The new world dynamics are driven by self-service trials, freemium models, and test drives that let customers investigate products well before the point of purchase. The outcome is highly educated buyers who want highly technical sales professionals, and they expect nothing but excellence throughout the entire customer journey. 

Wondering what department and individuals to task with finding winning product-market fit? 

I suggest PreSales. 

I’ll tell you why. 

How and where a company collects product feedback is critical to the success of the solution. Half-baked market research in the forms of gift cards (bribes) promised after surveys and gut feelings derived from staring at a Kanban Board for hours, doesn’t cut it and boobytraps you from the start. 

The best market research is conducted in real-time through virtual or physical interactions with customers that garner information about the industry, products, and competition. 

Therefore, you need someone who’s in the thick of it, giving demos of the product and working with individual contributors and leaders on a daily basis. 

That’s PreSales. 

They are at the intersection of where people, technology, process, and data collection meet to understand customer needs. 

PreSales, unlike any other department in a company, interacts with customers across the entire buyer journey, from evaluation to expansion, which gives them unparalleled exposure to authentic and sometimes hard-hitting customer feedback. 

They are also ideally positioned to see where the market is at and going within the next 12-36 months by working with customers who have not purchased a product yet but are plotting their future strategies. 

And because of the close proximity to the product, PreSales can answer critical questions that inform product-market fit such as: Why have prospects not purchased the product yet or perhaps never will? What will make customers stay? What are the technical gaps and how severe are they?
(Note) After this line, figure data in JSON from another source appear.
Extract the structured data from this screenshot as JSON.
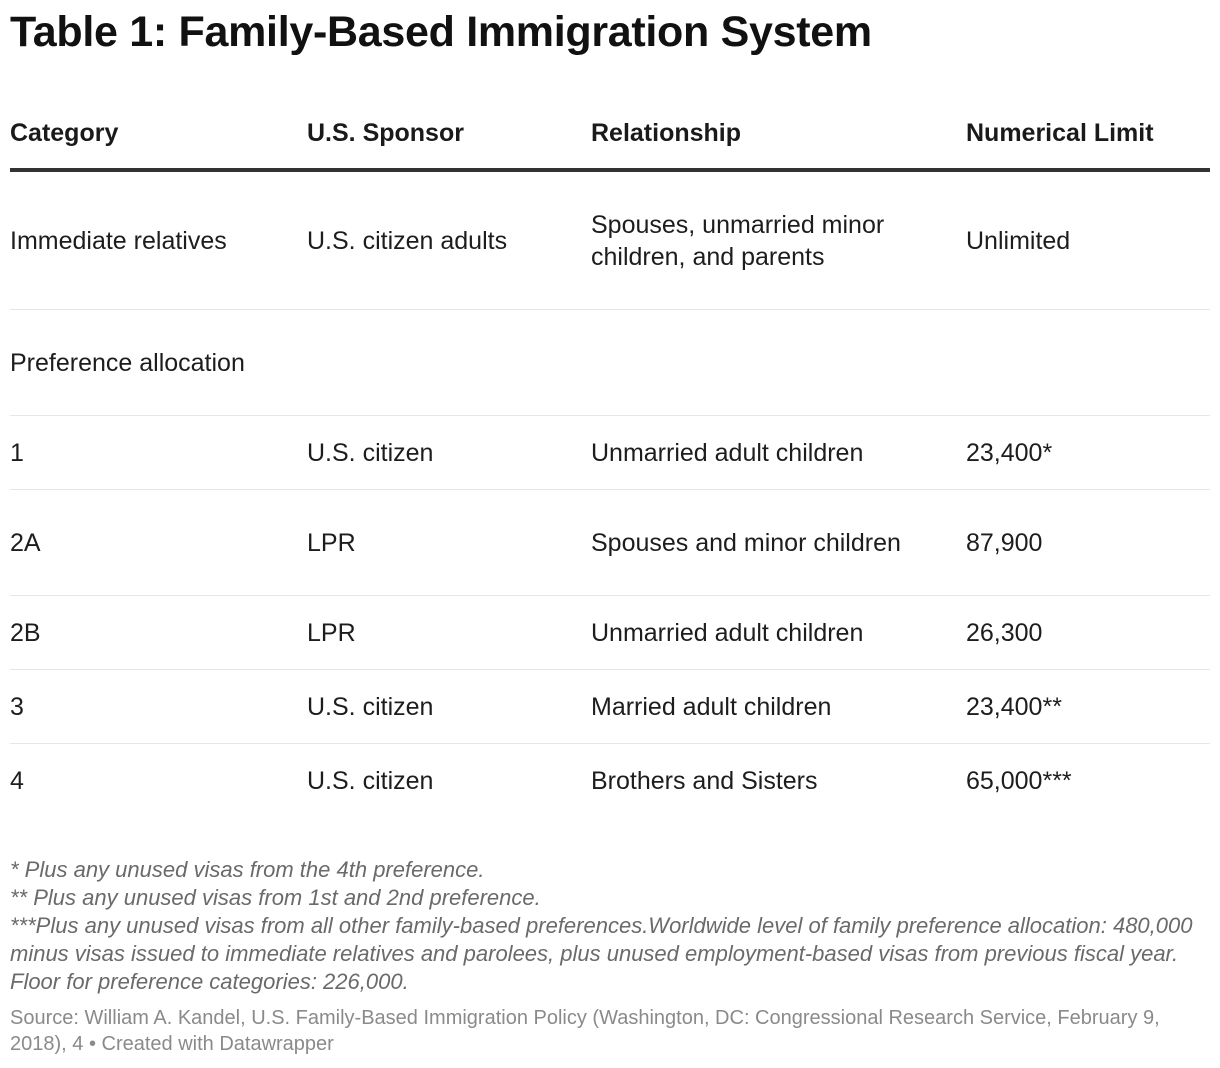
{
  "title": "Table 1: Family-Based Immigration System",
  "table": {
    "headers": [
      "Category",
      "U.S. Sponsor",
      "Relationship",
      "Numerical Limit"
    ],
    "rows": [
      [
        "Immediate relatives",
        "U.S. citizen adults",
        "Spouses, unmarried minor children, and parents",
        "Unlimited"
      ],
      [
        "Preference allocation",
        "",
        "",
        ""
      ],
      [
        "1",
        "U.S. citizen",
        "Unmarried adult children",
        "23,400*"
      ],
      [
        "2A",
        "LPR",
        "Spouses and minor children",
        "87,900"
      ],
      [
        "2B",
        "LPR",
        "Unmarried adult children",
        "26,300"
      ],
      [
        "3",
        "U.S. citizen",
        "Married adult children",
        "23,400**"
      ],
      [
        "4",
        "U.S. citizen",
        "Brothers and Sisters",
        "65,000***"
      ]
    ]
  },
  "footnotes": {
    "note1": "* Plus any unused visas from the 4th preference.",
    "note2": "** Plus any unused visas from 1st and 2nd preference.",
    "note3": "***Plus any unused visas from all other family-based preferences.Worldwide level of family preference allocation: 480,000 minus visas issued to immediate relatives and parolees, plus unused employment-based visas from previous fiscal year. Floor for preference categories: 226,000."
  },
  "source": "Source: William A. Kandel, U.S. Family-Based Immigration Policy (Washington, DC: Congressional Research Service, February 9, 2018), 4 • Created with Datawrapper"
}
How much money are customers willing to spend on the solution?

Basically, PreSales is a treasure trove of product and market insights.
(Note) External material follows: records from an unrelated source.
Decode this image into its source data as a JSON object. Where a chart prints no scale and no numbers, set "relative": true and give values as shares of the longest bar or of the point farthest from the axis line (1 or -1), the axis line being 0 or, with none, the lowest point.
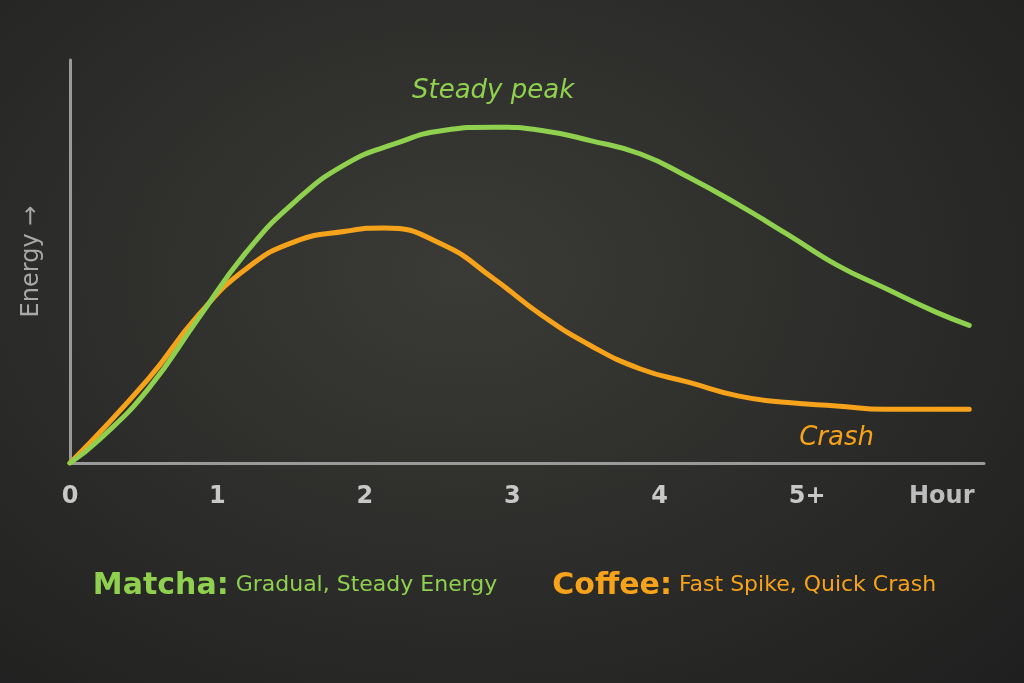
{
  "chart_data": {
    "type": "line",
    "relative": true,
    "xlabel": "Hour",
    "ylabel": "Energy →",
    "xlim": [
      0,
      6.2
    ],
    "xticks": [
      0,
      1,
      2,
      3,
      4,
      {
        "value": 5,
        "label": "5+"
      }
    ],
    "legend": "bottom",
    "marker": "none",
    "annotations": [
      {
        "text": "Steady peak",
        "x": 2.87,
        "y": 1.0
      },
      {
        "text": "Crash",
        "x": 5.2,
        "y": 0.17
      }
    ],
    "series": [
      {
        "name": "Matcha: Gradual, Steady Energy",
        "color": "#8fd14f",
        "x": [
          0,
          0.2,
          0.53,
          0.87,
          1.2,
          1.53,
          1.87,
          2.2,
          2.53,
          2.87,
          3.2,
          3.53,
          3.87,
          4.2,
          4.53,
          4.87,
          5.2,
          5.53,
          5.87,
          6.1
        ],
        "values": [
          0,
          0.07,
          0.22,
          0.43,
          0.63,
          0.78,
          0.89,
          0.95,
          0.99,
          1.0,
          0.99,
          0.96,
          0.92,
          0.85,
          0.77,
          0.68,
          0.59,
          0.52,
          0.45,
          0.41
        ]
      },
      {
        "name": "Coffee: Fast Spike, Quick Crash",
        "color": "#f7a21b",
        "x": [
          0,
          0.53,
          0.87,
          1.2,
          1.53,
          1.87,
          2.13,
          2.53,
          2.87,
          3.2,
          3.53,
          3.87,
          4.2,
          4.53,
          4.87,
          5.2,
          5.53,
          6.1
        ],
        "values": [
          0,
          0.25,
          0.44,
          0.58,
          0.66,
          0.69,
          0.7,
          0.65,
          0.55,
          0.44,
          0.35,
          0.28,
          0.24,
          0.2,
          0.18,
          0.17,
          0.16,
          0.16
        ]
      }
    ]
  }
}
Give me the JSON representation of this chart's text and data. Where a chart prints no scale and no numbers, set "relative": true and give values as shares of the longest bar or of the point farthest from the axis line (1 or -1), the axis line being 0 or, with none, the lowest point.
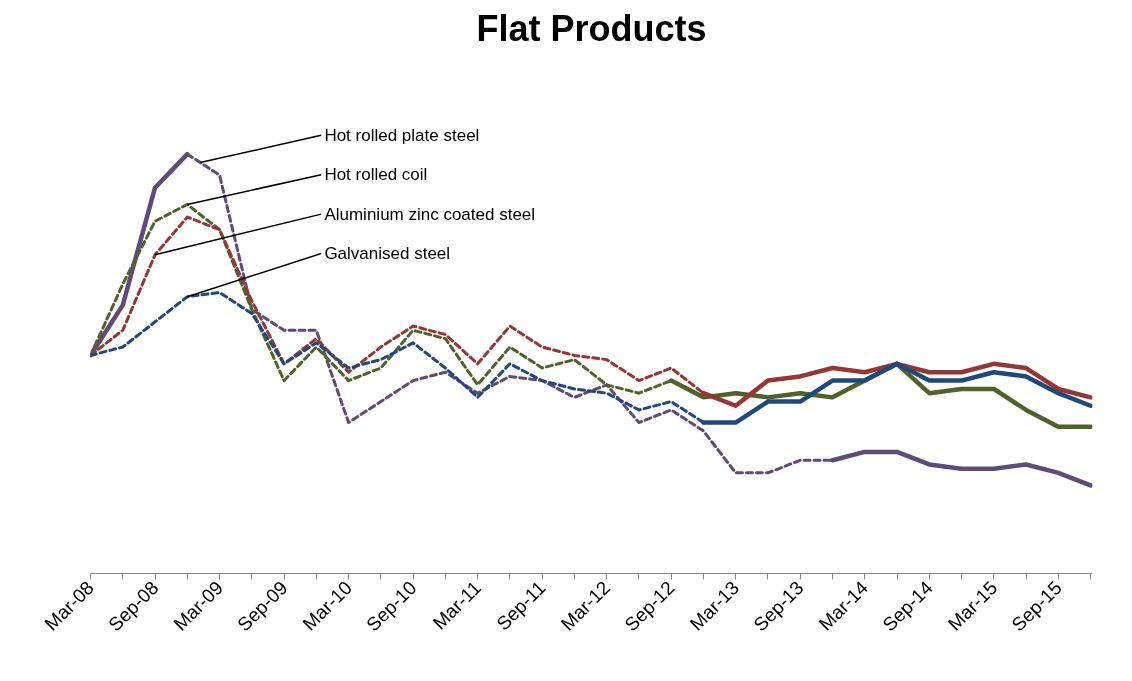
{
  "chart_data": {
    "type": "line",
    "title": "Flat Products",
    "relative": true,
    "grid": false,
    "marker": "none",
    "categories": [
      "Mar-08",
      null,
      "Sep-08",
      null,
      "Mar-09",
      null,
      "Sep-09",
      null,
      "Mar-10",
      null,
      "Sep-10",
      null,
      "Mar-11",
      null,
      "Sep-11",
      null,
      "Mar-12",
      null,
      "Sep-12",
      null,
      "Mar-13",
      null,
      "Sep-13",
      null,
      "Mar-14",
      null,
      "Sep-14",
      null,
      "Mar-15",
      null,
      "Sep-15",
      null
    ],
    "series": [
      {
        "name": "Hot rolled plate steel",
        "color": "#604a7b",
        "line_style": "dashed",
        "values": [
          null,
          null,
          null,
          1.0,
          0.95,
          0.63,
          0.58,
          0.58,
          0.36,
          0.41,
          0.46,
          0.48,
          0.43,
          0.47,
          0.46,
          0.42,
          0.45,
          0.36,
          0.39,
          0.34,
          0.24,
          0.24,
          0.27,
          0.27,
          null,
          null,
          null,
          null,
          null,
          null,
          null,
          null
        ]
      },
      {
        "color": "#604a7b",
        "line_style": "solid",
        "values": [
          0.52,
          0.64,
          0.92,
          1.0,
          null,
          null,
          null,
          null,
          null,
          null,
          null,
          null,
          null,
          null,
          null,
          null,
          null,
          null,
          null,
          null,
          null,
          null,
          null,
          0.27,
          0.29,
          0.29,
          0.26,
          0.25,
          0.25,
          0.26,
          0.24,
          0.21
        ]
      },
      {
        "name": "Hot rolled coil",
        "color": "#4f6228",
        "line_style": "dashed",
        "values": [
          0.52,
          0.69,
          0.84,
          0.88,
          0.82,
          0.63,
          0.46,
          0.54,
          0.46,
          0.49,
          0.58,
          0.56,
          0.45,
          0.54,
          0.49,
          0.51,
          0.45,
          0.43,
          0.46,
          null,
          null,
          null,
          null,
          null,
          null,
          null,
          null,
          null,
          null,
          null,
          null,
          null
        ]
      },
      {
        "color": "#4f6228",
        "line_style": "solid",
        "values": [
          null,
          null,
          null,
          null,
          null,
          null,
          null,
          null,
          null,
          null,
          null,
          null,
          null,
          null,
          null,
          null,
          null,
          null,
          0.46,
          0.42,
          0.43,
          0.42,
          0.43,
          0.42,
          0.46,
          0.5,
          0.43,
          0.44,
          0.44,
          0.39,
          0.35,
          0.35
        ]
      },
      {
        "name": "Aluminium zinc coated steel",
        "color": "#953735",
        "line_style": "dashed",
        "values": [
          0.52,
          0.58,
          0.76,
          0.85,
          0.82,
          0.65,
          0.5,
          0.56,
          0.48,
          0.54,
          0.59,
          0.57,
          0.5,
          0.59,
          0.54,
          0.52,
          0.51,
          0.46,
          0.49,
          0.43,
          null,
          null,
          null,
          null,
          null,
          null,
          null,
          null,
          null,
          null,
          null,
          null
        ]
      },
      {
        "color": "#953735",
        "line_style": "solid",
        "values": [
          null,
          null,
          null,
          null,
          null,
          null,
          null,
          null,
          null,
          null,
          null,
          null,
          null,
          null,
          null,
          null,
          null,
          null,
          null,
          0.43,
          0.4,
          0.46,
          0.47,
          0.49,
          0.48,
          0.5,
          0.48,
          0.48,
          0.5,
          0.49,
          0.44,
          0.42
        ]
      },
      {
        "name": "Galvanised steel",
        "color": "#1f497d",
        "line_style": "dashed",
        "values": [
          0.52,
          0.54,
          0.6,
          0.66,
          0.67,
          0.62,
          0.5,
          0.55,
          0.49,
          0.51,
          0.55,
          0.49,
          0.42,
          0.5,
          0.46,
          0.44,
          0.43,
          0.39,
          0.41,
          0.36,
          null,
          null,
          null,
          null,
          null,
          null,
          null,
          null,
          null,
          null,
          null,
          null
        ]
      },
      {
        "color": "#1f497d",
        "line_style": "solid",
        "values": [
          null,
          null,
          null,
          null,
          null,
          null,
          null,
          null,
          null,
          null,
          null,
          null,
          null,
          null,
          null,
          null,
          null,
          null,
          null,
          0.36,
          0.36,
          0.41,
          0.41,
          0.46,
          0.46,
          0.5,
          0.46,
          0.46,
          0.48,
          0.47,
          0.43,
          0.4
        ]
      }
    ]
  }
}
Let’s look at a few examples of companies whose PreSales departments have helped them find winning product-fit. 

The rapid explosion of product-led growth has resulted in modern fast growth software companies like Snowflake, Twilo, and Autodesk fortifying their PreSales departments to help identify product and opportunity gaps as well as areas of potential growth. 

All three of these organizations have successfully identified product-market fit—in large part—because PreSales has been able to influence the rapid iteration of their products to meet customers’ needs in the field. By pitching and giving demos, listening to customers’ concerns, delivering practical feedback to engineers, and then pitching again, these PreSales professionals are highly responsive to customers and plugged into the market. 

It’s clear when companies use PreSales to capture reliable product feedback, they can help product teams prioritize and build game-changing features at light speed that ultimately result in achieving the elusive product-market fit. 

If companies want to succeed in this software-driven world, PreSales professionals’ knowledge of product feedback needs to be cultivated to help product teams build and customers expand their use cases. It is now crucial for PreSales departments to own the entire process of connecting products to customer needs in the field. 

I like to think of it like this—every smart company wants to be like that pizza place or brewery you can’t go without. And to make the best slice in the neighborhood—to find your winning product-market fit—you need PreSales whipping it up in the kitchen.